1. Doğrudan anlatın:


    Toplumda ipucu vererek, meraklandırarak, sitem ederek, şikâyet ederek, eleştirerek konuşma o kadar fazla ki neredeyse doğrudan söyleyenlere "patavatsız" damgası vurmaktalar. Ancak direkt anlatımda hata ve yorum ihtimali azdır. Yani "konuşmanın muhatabı" olan eşiniz farklı yorumlar yapmadan ne dediğinizi anlayacaktır. Meselâ: Eve geç kaldınız. Kapı açıldığında eşinizin suratı asık, siz önce davranın

     -"Ah canım... Geç kaldım, özür dilerim. Otobüsü kaçırdım. Dolmuşta da epey vakit harcanıyor bilirsin. Bir dahaki sefe-re erken çıkarım" şeklinde bir açıklama doğru bir başlangıç örneğidir.

    “Ne bu surat, sanki sen hiç geç kalmadın... Kaçırdık işte otobüsü, napalım yani!" ise, diğerine kıyasla yanlış bir başlangıç örneğidir.
Meselâ eşiniz çarşıya çıkarken çok sıkı tembihleyerek tatlı almasını istediniz. Akşama misafir olduğundan bahsettiniz. Eve girdiğinde elinde hiçbir şey yoktu. "Bir gün de unutmadan gelsen olmaz mı?" gibi suçlayıcı cümleler, "Şimdi ben nasıl tatlı yapacağım?" gibi acındırma cümleleri, "Nasıl bir bahane bulacağını merak ediyorum?" gibi alaylı çıkışlar yanlış başlayan konuşma örnekleridir.

     Doğru başlangıç ise, "Tatlıyı alabildin mi?" sorusuna, "Evet, arabada, başka bir şey lâzım mı? Çıkmışken alayım" cevabını almakla eşinize ve kendinize sağlıklı bir diyalog yolu açmış olursunuz. Yine farklı bir örnek vermek gerekirse; kendi ailenizde akşam yemeklerinden sonra kahve içme âdeti vardır. Yeni evlisiniz, ancak yemekten sonra kahve gelmiyor. Burada yanlış başlangıç,

   -"Üç aydır bekliyorum, bir kahve pişiresin diye misafir olarak mı geleyim bu eve?" yerine doğru başlangıç; "Rica etsem, akşam yemeklerinden sonra kahve keyfi yapar mıyız?" şeklinde olmalıdır.
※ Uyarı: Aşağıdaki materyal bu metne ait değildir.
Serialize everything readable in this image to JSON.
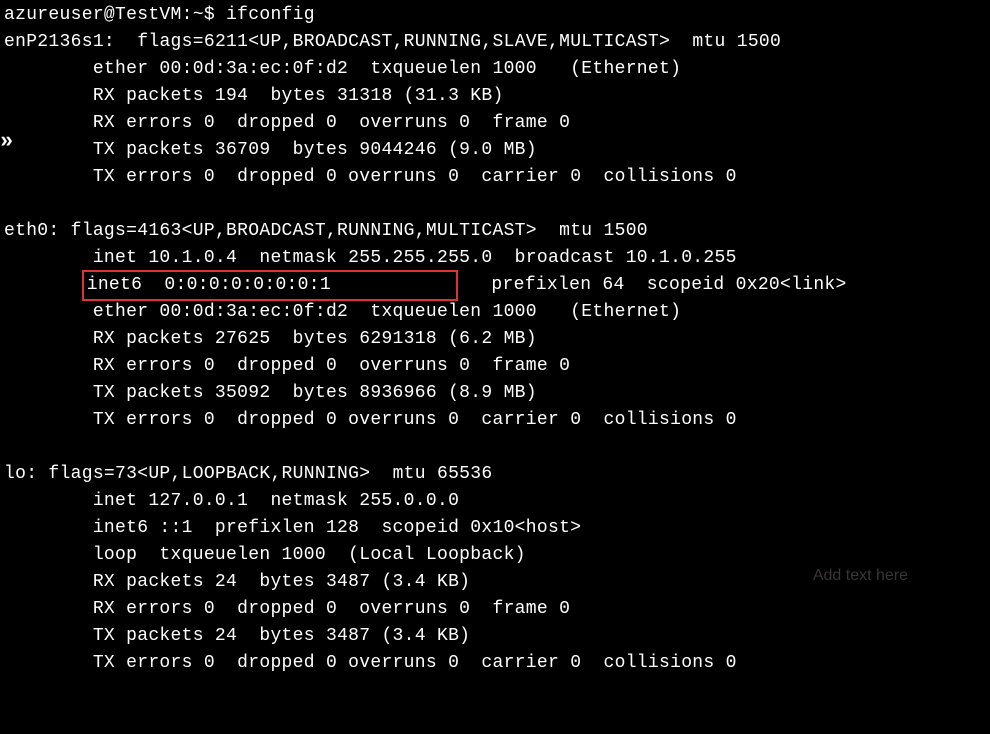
{
  "prompt": {
    "user_host": "azureuser@TestVM",
    "path": ":~$",
    "command": "ifconfig"
  },
  "side_marker": "»",
  "interfaces": {
    "enp": {
      "name": "enP2136s1:",
      "flags_line": "  flags=6211<UP,BROADCAST,RUNNING,SLAVE,MULTICAST>  mtu 1500",
      "ether_line": "        ether 00:0d:3a:ec:0f:d2  txqueuelen 1000   (Ethernet)",
      "rx_packets": "        RX packets 194  bytes 31318 (31.3 KB)",
      "rx_errors": "        RX errors 0  dropped 0  overruns 0  frame 0",
      "tx_packets": "        TX packets 36709  bytes 9044246 (9.0 MB)",
      "tx_errors": "        TX errors 0  dropped 0 overruns 0  carrier 0  collisions 0"
    },
    "eth0": {
      "name": "eth0:",
      "flags_line": " flags=4163<UP,BROADCAST,RUNNING,MULTICAST>  mtu 1500",
      "inet_line": "        inet 10.1.0.4  netmask 255.255.255.0  broadcast 10.1.0.255",
      "inet6_highlighted": "inet6  0:0:0:0:0:0:0:1           ",
      "inet6_suffix": "   prefixlen 64  scopeid 0x20<link>",
      "inet6_prefix": "       ",
      "ether_line": "        ether 00:0d:3a:ec:0f:d2  txqueuelen 1000   (Ethernet)",
      "rx_packets": "        RX packets 27625  bytes 6291318 (6.2 MB)",
      "rx_errors": "        RX errors 0  dropped 0  overruns 0  frame 0",
      "tx_packets": "        TX packets 35092  bytes 8936966 (8.9 MB)",
      "tx_errors": "        TX errors 0  dropped 0 overruns 0  carrier 0  collisions 0"
    },
    "lo": {
      "name": "lo:",
      "flags_line": " flags=73<UP,LOOPBACK,RUNNING>  mtu 65536",
      "inet_line": "        inet 127.0.0.1  netmask 255.0.0.0",
      "inet6_line": "        inet6 ::1  prefixlen 128  scopeid 0x10<host>",
      "loop_line": "        loop  txqueuelen 1000  (Local Loopback)",
      "rx_packets": "        RX packets 24  bytes 3487 (3.4 KB)",
      "rx_errors": "        RX errors 0  dropped 0  overruns 0  frame 0",
      "tx_packets": "        TX packets 24  bytes 3487 (3.4 KB)",
      "tx_errors": "        TX errors 0  dropped 0 overruns 0  carrier 0  collisions 0"
    }
  },
  "placeholder": "Add text here"
}
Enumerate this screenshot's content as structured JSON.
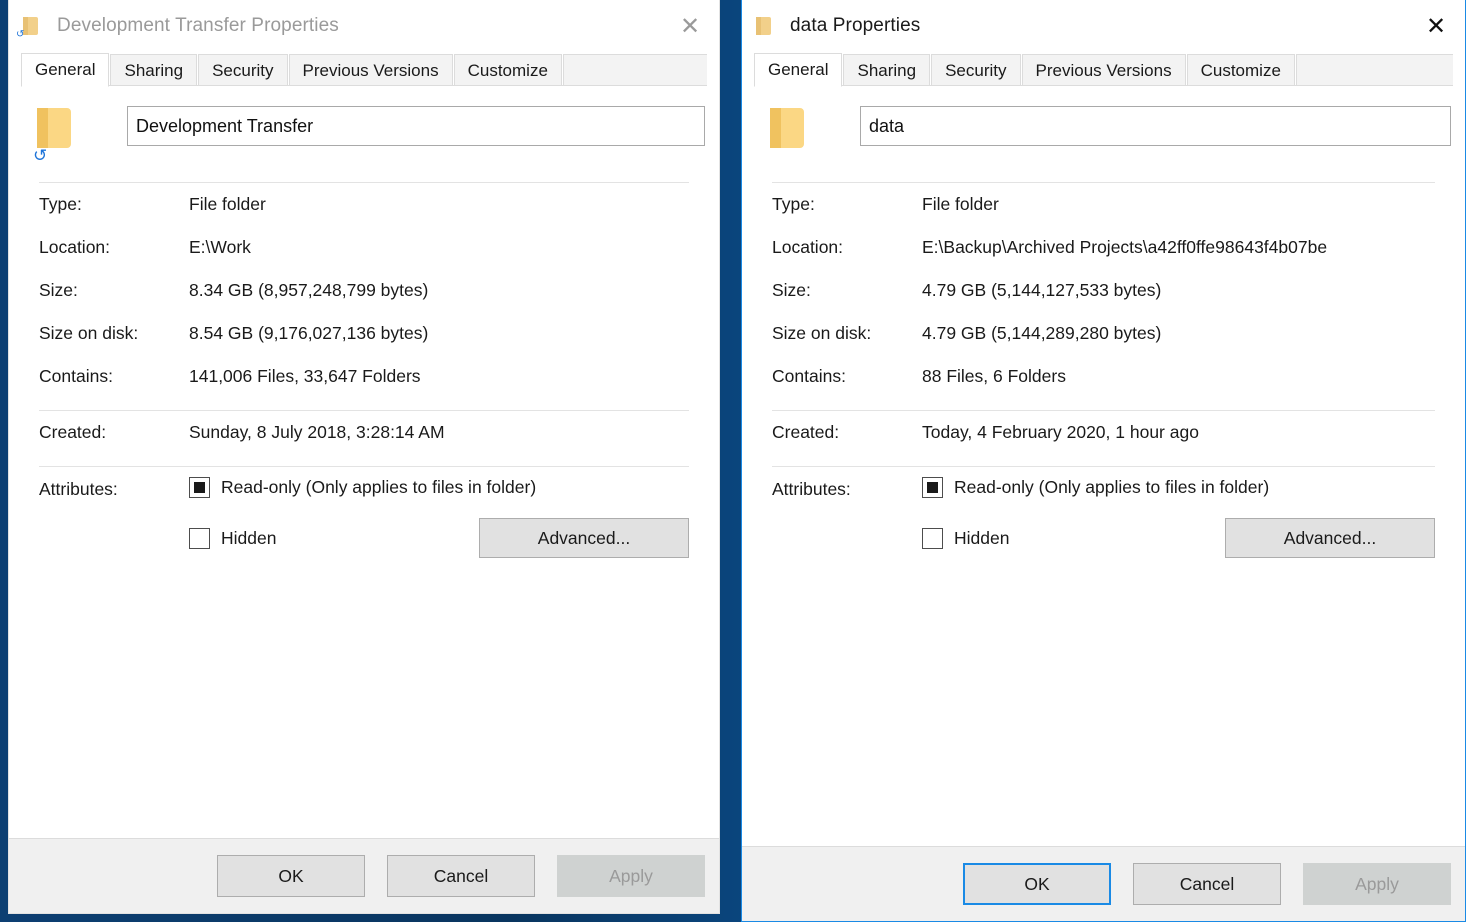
{
  "desktop": {
    "background_color": "#0d3f72",
    "accent_color": "#1a8ae5"
  },
  "windows": [
    {
      "id": "left",
      "state": "inactive",
      "title": "Development Transfer Properties",
      "title_icon": "folder-sync-icon",
      "close_label": "✕",
      "tabs": [
        {
          "label": "General",
          "active": true
        },
        {
          "label": "Sharing",
          "active": false
        },
        {
          "label": "Security",
          "active": false
        },
        {
          "label": "Previous Versions",
          "active": false
        },
        {
          "label": "Customize",
          "active": false
        }
      ],
      "name_field": {
        "value": "Development Transfer",
        "icon": "folder-sync-icon"
      },
      "details": [
        {
          "label": "Type:",
          "value": "File folder"
        },
        {
          "label": "Location:",
          "value": "E:\\Work"
        },
        {
          "label": "Size:",
          "value": "8.34 GB (8,957,248,799 bytes)"
        },
        {
          "label": "Size on disk:",
          "value": "8.54 GB (9,176,027,136 bytes)"
        },
        {
          "label": "Contains:",
          "value": "141,006 Files, 33,647 Folders"
        }
      ],
      "created": {
        "label": "Created:",
        "value": "Sunday, 8 July 2018, 3:28:14 AM"
      },
      "attributes": {
        "label": "Attributes:",
        "readonly_label": "Read-only (Only applies to files in folder)",
        "readonly_state": "indeterminate",
        "hidden_label": "Hidden",
        "hidden_state": "unchecked",
        "advanced_label": "Advanced..."
      },
      "footer": {
        "ok_label": "OK",
        "cancel_label": "Cancel",
        "apply_label": "Apply",
        "apply_disabled": true,
        "ok_focused": false
      }
    },
    {
      "id": "right",
      "state": "active",
      "title": "data Properties",
      "title_icon": "folder-icon",
      "close_label": "✕",
      "tabs": [
        {
          "label": "General",
          "active": true
        },
        {
          "label": "Sharing",
          "active": false
        },
        {
          "label": "Security",
          "active": false
        },
        {
          "label": "Previous Versions",
          "active": false
        },
        {
          "label": "Customize",
          "active": false
        }
      ],
      "name_field": {
        "value": "data",
        "icon": "folder-icon"
      },
      "details": [
        {
          "label": "Type:",
          "value": "File folder"
        },
        {
          "label": "Location:",
          "value": "E:\\Backup\\Archived Projects\\a42ff0ffe98643f4b07be"
        },
        {
          "label": "Size:",
          "value": "4.79 GB (5,144,127,533 bytes)"
        },
        {
          "label": "Size on disk:",
          "value": "4.79 GB (5,144,289,280 bytes)"
        },
        {
          "label": "Contains:",
          "value": "88 Files, 6 Folders"
        }
      ],
      "created": {
        "label": "Created:",
        "value": "Today, 4 February 2020, 1 hour ago"
      },
      "attributes": {
        "label": "Attributes:",
        "readonly_label": "Read-only (Only applies to files in folder)",
        "readonly_state": "indeterminate",
        "hidden_label": "Hidden",
        "hidden_state": "unchecked",
        "advanced_label": "Advanced..."
      },
      "footer": {
        "ok_label": "OK",
        "cancel_label": "Cancel",
        "apply_label": "Apply",
        "apply_disabled": true,
        "ok_focused": true
      }
    }
  ]
}
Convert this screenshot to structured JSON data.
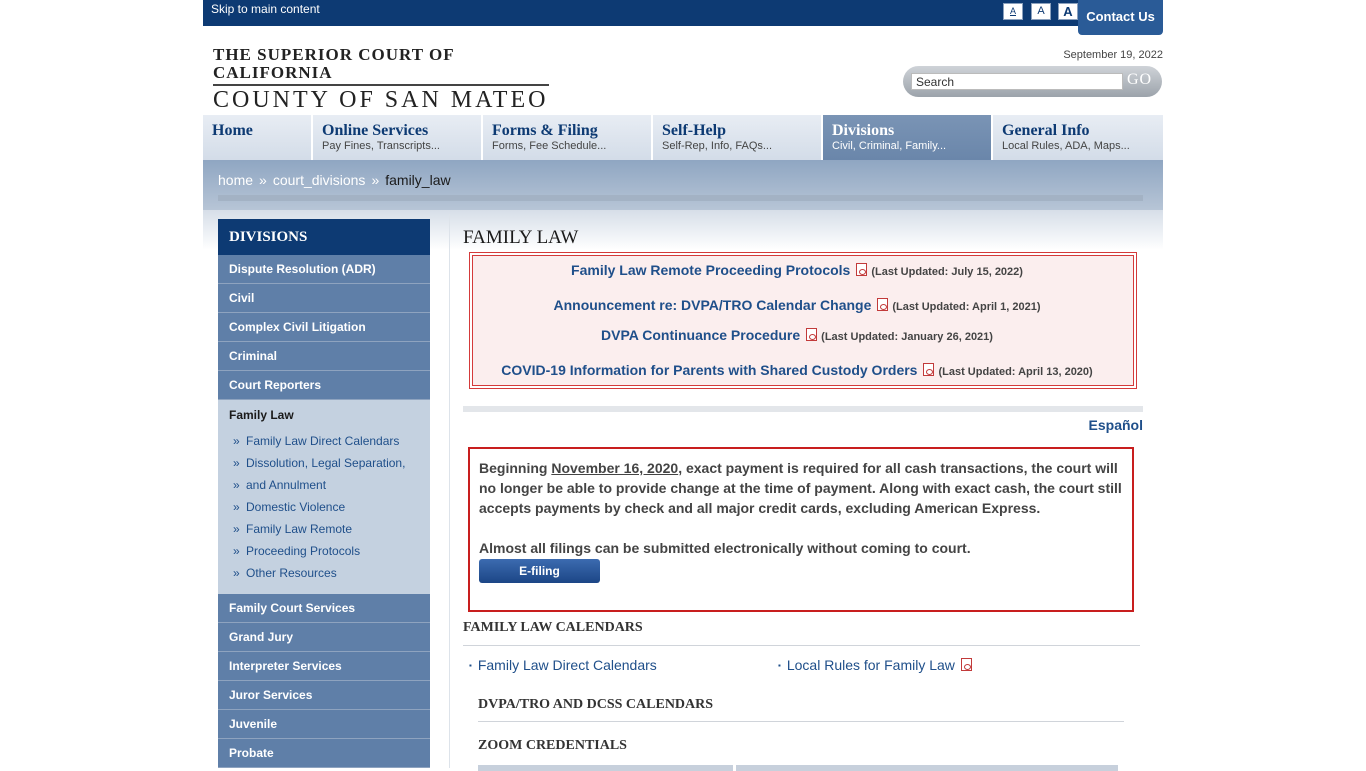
{
  "topbar": {
    "skip_link": "Skip to main content",
    "font_small": "A",
    "font_medium": "A",
    "font_large": "A",
    "contact": "Contact Us"
  },
  "header": {
    "logo_line1": "THE SUPERIOR COURT OF CALIFORNIA",
    "logo_line2": "COUNTY OF SAN MATEO",
    "date": "September 19, 2022",
    "search_placeholder": "Search",
    "go_label": "GO"
  },
  "nav": [
    {
      "title": "Home",
      "sub": ""
    },
    {
      "title": "Online Services",
      "sub": "Pay Fines, Transcripts..."
    },
    {
      "title": "Forms & Filing",
      "sub": "Forms, Fee Schedule..."
    },
    {
      "title": "Self-Help",
      "sub": "Self-Rep, Info, FAQs..."
    },
    {
      "title": "Divisions",
      "sub": "Civil, Criminal, Family..."
    },
    {
      "title": "General Info",
      "sub": "Local Rules, ADA, Maps..."
    }
  ],
  "breadcrumb": {
    "items": [
      "home",
      "court_divisions",
      "family_law"
    ],
    "separator": "»"
  },
  "sidebar": {
    "heading": "DIVISIONS",
    "items_top": [
      "Dispute Resolution (ADR)",
      "Civil",
      "Complex Civil Litigation",
      "Criminal",
      "Court Reporters"
    ],
    "active": "Family Law",
    "subitems": [
      "Family Law Direct Calendars",
      "Dissolution, Legal Separation,",
      "and Annulment",
      "Domestic Violence",
      "Family Law Remote",
      "Proceeding Protocols",
      "Other Resources"
    ],
    "items_bottom": [
      "Family Court Services",
      "Grand Jury",
      "Interpreter Services",
      "Juror Services",
      "Juvenile",
      "Probate"
    ]
  },
  "main": {
    "title": "FAMILY LAW",
    "alerts": [
      {
        "link": "Family Law Remote Proceeding Protocols",
        "updated": "(Last Updated: July 15, 2022)"
      },
      {
        "link": "Announcement re: DVPA/TRO Calendar Change",
        "updated": "(Last Updated: April 1, 2021)"
      },
      {
        "link": "DVPA Continuance Procedure",
        "updated": "(Last Updated: January 26, 2021)"
      },
      {
        "link": "COVID-19 Information for Parents with Shared Custody Orders",
        "updated": "(Last Updated: April 13, 2020)"
      }
    ],
    "espanol": "Español",
    "notice": {
      "part1": "Beginning ",
      "date": "November 16, 2020",
      "part2": ", exact payment is required for all cash transactions, the court will no longer be able to provide change at the time of payment. Along with exact cash, the court still accepts payments by check and all major credit cards, excluding American Express.",
      "efiling_text": "Almost all filings can be submitted electronically without coming to court.",
      "efiling_button": "E-filing"
    },
    "calendars_heading": "FAMILY LAW CALENDARS",
    "calendar_links": [
      "Family Law Direct Calendars",
      "Local Rules for Family Law"
    ],
    "dvpa_heading": "DVPA/TRO AND DCSS CALENDARS",
    "zoom_heading": "ZOOM CREDENTIALS"
  }
}
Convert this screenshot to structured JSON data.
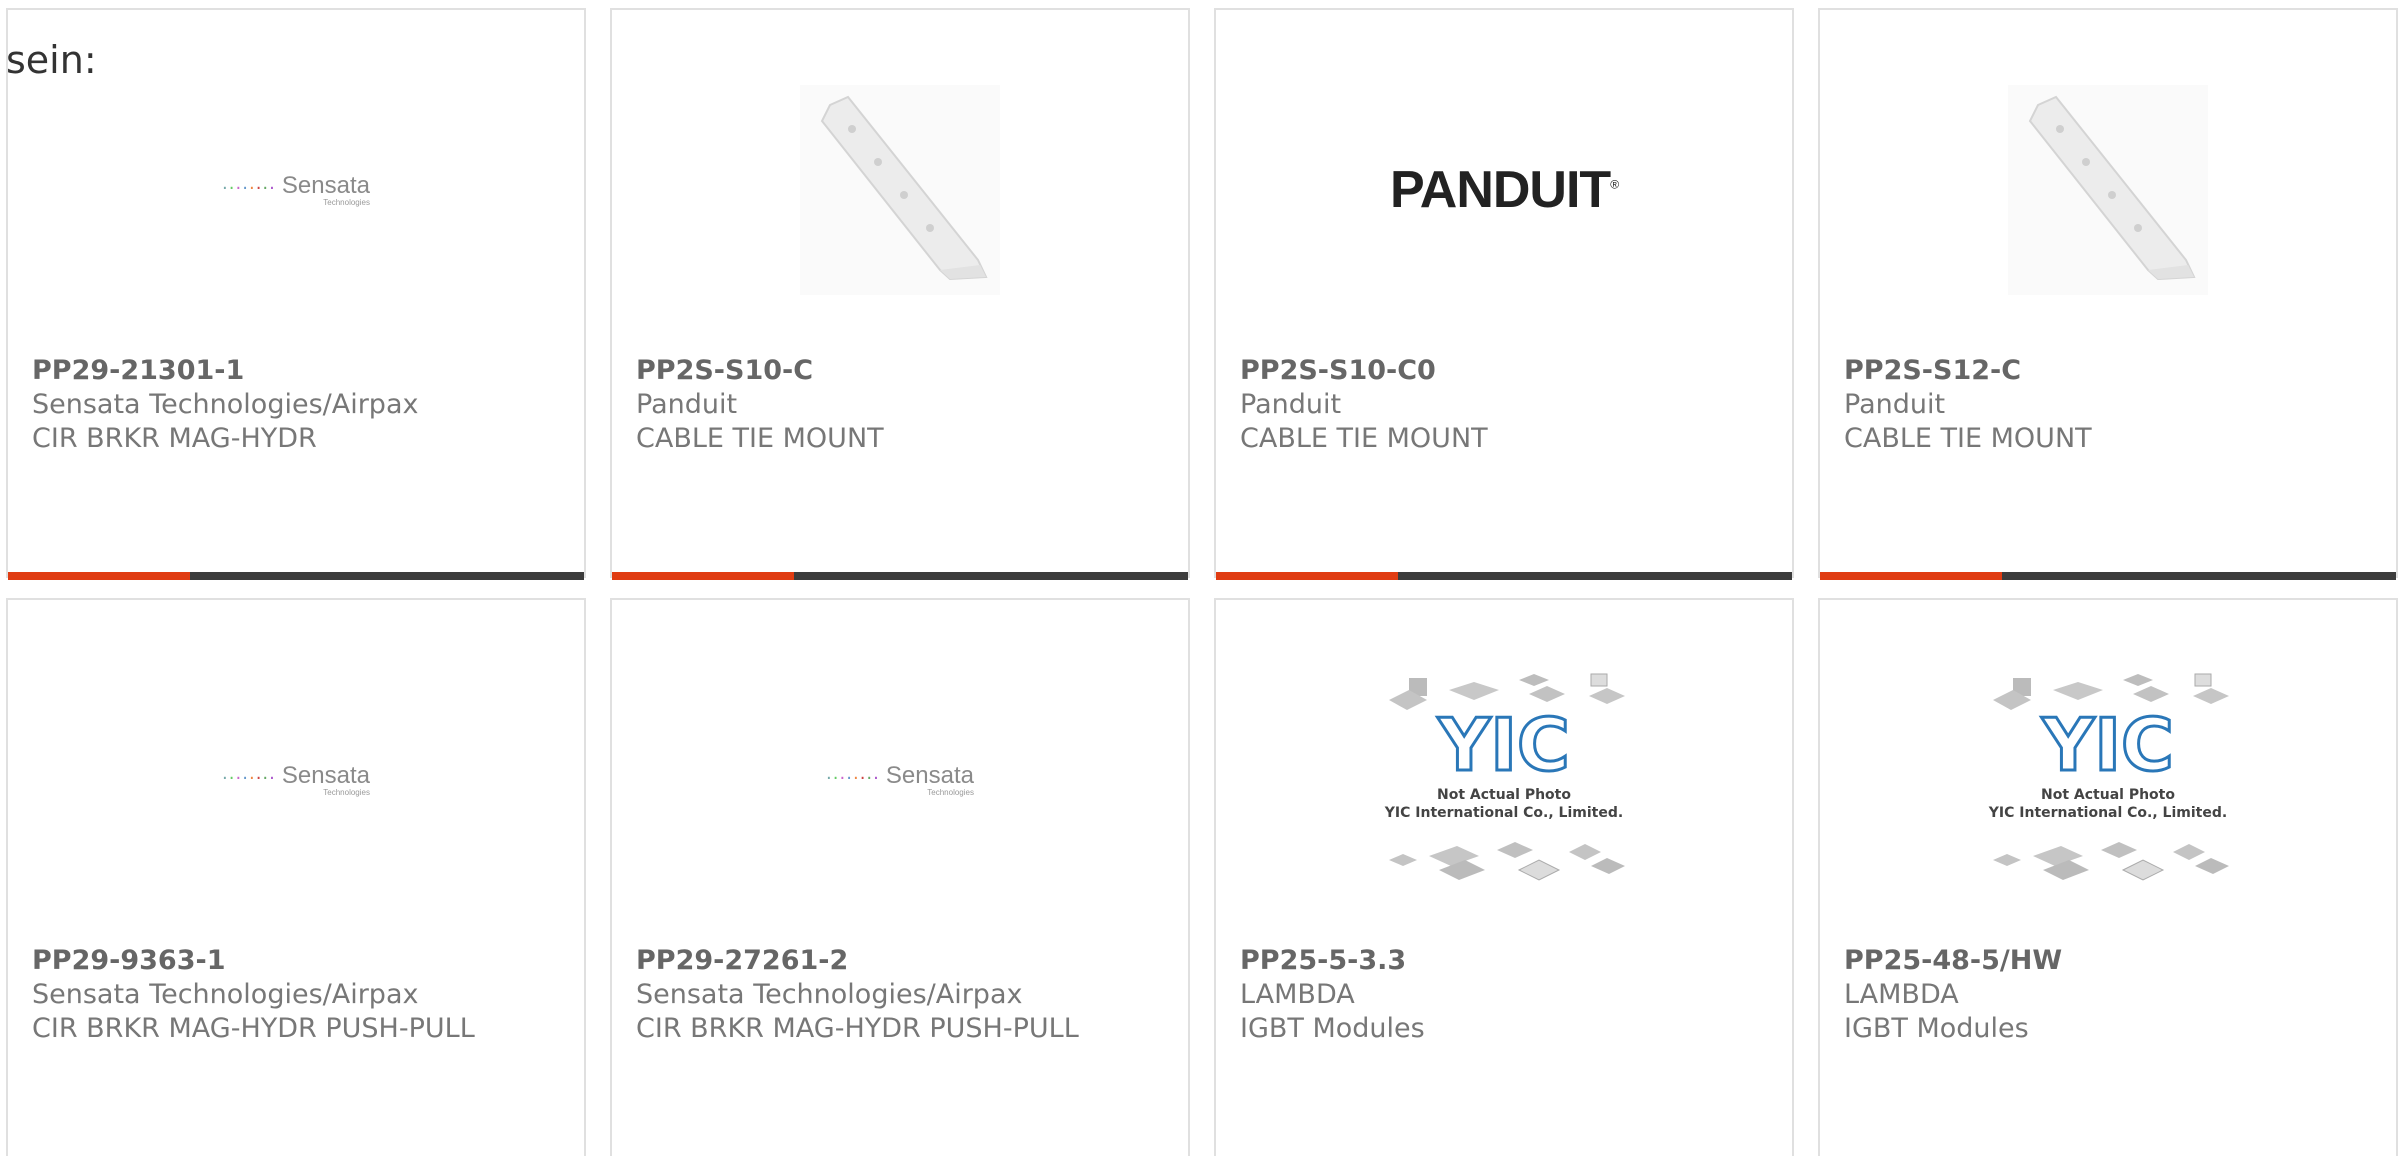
{
  "intro": {
    "text": "sein:"
  },
  "colors": {
    "accent": "#e03c12",
    "bar": "#3c3c3c",
    "border": "#e0e0e0"
  },
  "products": [
    {
      "part": "PP29-21301-1",
      "manufacturer": "Sensata Technologies/Airpax",
      "description": "CIR BRKR MAG-HYDR",
      "image": "sensata-logo"
    },
    {
      "part": "PP2S-S10-C",
      "manufacturer": "Panduit",
      "description": "CABLE TIE MOUNT",
      "image": "cable-tie-mount-photo"
    },
    {
      "part": "PP2S-S10-C0",
      "manufacturer": "Panduit",
      "description": "CABLE TIE MOUNT",
      "image": "panduit-logo"
    },
    {
      "part": "PP2S-S12-C",
      "manufacturer": "Panduit",
      "description": "CABLE TIE MOUNT",
      "image": "cable-tie-mount-photo"
    },
    {
      "part": "PP29-9363-1",
      "manufacturer": "Sensata Technologies/Airpax",
      "description": "CIR BRKR MAG-HYDR PUSH-PULL",
      "image": "sensata-logo"
    },
    {
      "part": "PP29-27261-2",
      "manufacturer": "Sensata Technologies/Airpax",
      "description": "CIR BRKR MAG-HYDR PUSH-PULL",
      "image": "sensata-logo"
    },
    {
      "part": "PP25-5-3.3",
      "manufacturer": "LAMBDA",
      "description": "IGBT Modules",
      "image": "yic-placeholder"
    },
    {
      "part": "PP25-48-5/HW",
      "manufacturer": "LAMBDA",
      "description": "IGBT Modules",
      "image": "yic-placeholder"
    }
  ],
  "logos": {
    "sensata_name": "Sensata",
    "sensata_sub": "Technologies",
    "panduit_name": "PANDUIT",
    "panduit_reg": "®",
    "yic_line1": "Not Actual Photo",
    "yic_line2": "YIC International Co., Limited."
  }
}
     2. Duygularınızı ifade edin:

     Duygularla konuştuğunuzda muhatabın sizi anlaması kolaylaşacaktır. "Neden ve nasıl" sorularına daha az muhatap olursunuz. Açıklamalar her zaman mantıklı olamaz, duygu yüklü olursa konuşma ve anlayış daha kolay olur. :

"Seviniyorum
"Hissediyorum
"İğreniyorum
"Utanıyorum
"Sinirliyim
"Endişeliyim
"Korkuyorum

     Şeklinde, konuşurken duygusal etiketler kullanın.

    Konuşma sırasında yalnız kendi duygularımızı açıklayabiliriz. Karşıdakinin düşünce ve duyguları hakkında yorum yapmamalıyız.

      Davranışlarla tepki vermek yerine sözlü iletişim yollarını kullanmalıyız. Yani kapı çarpıp evden çıkmak yerine "Kızgınım konuşmak istemiyorum" demeyi tercih etmeliyiz.
"Başaramayacaksın" yerine "Bu çalışmanın seni başarıya taşıyacağı konusunda endişelerim var" demek; "Arabayı deli gibi sürüyorsun" yerine "Korkuyorum, biraz yavaşlar mısın?" demek; "Beni üzüyorsun" yerine "Geç kaldığın için üzülüyorum" demek; "Beni çirkin buluyorsun" yerine "O kadar az iltifat ediyorsun ki kendimi çirkin hissedi-yorum" demek daha etkili olur.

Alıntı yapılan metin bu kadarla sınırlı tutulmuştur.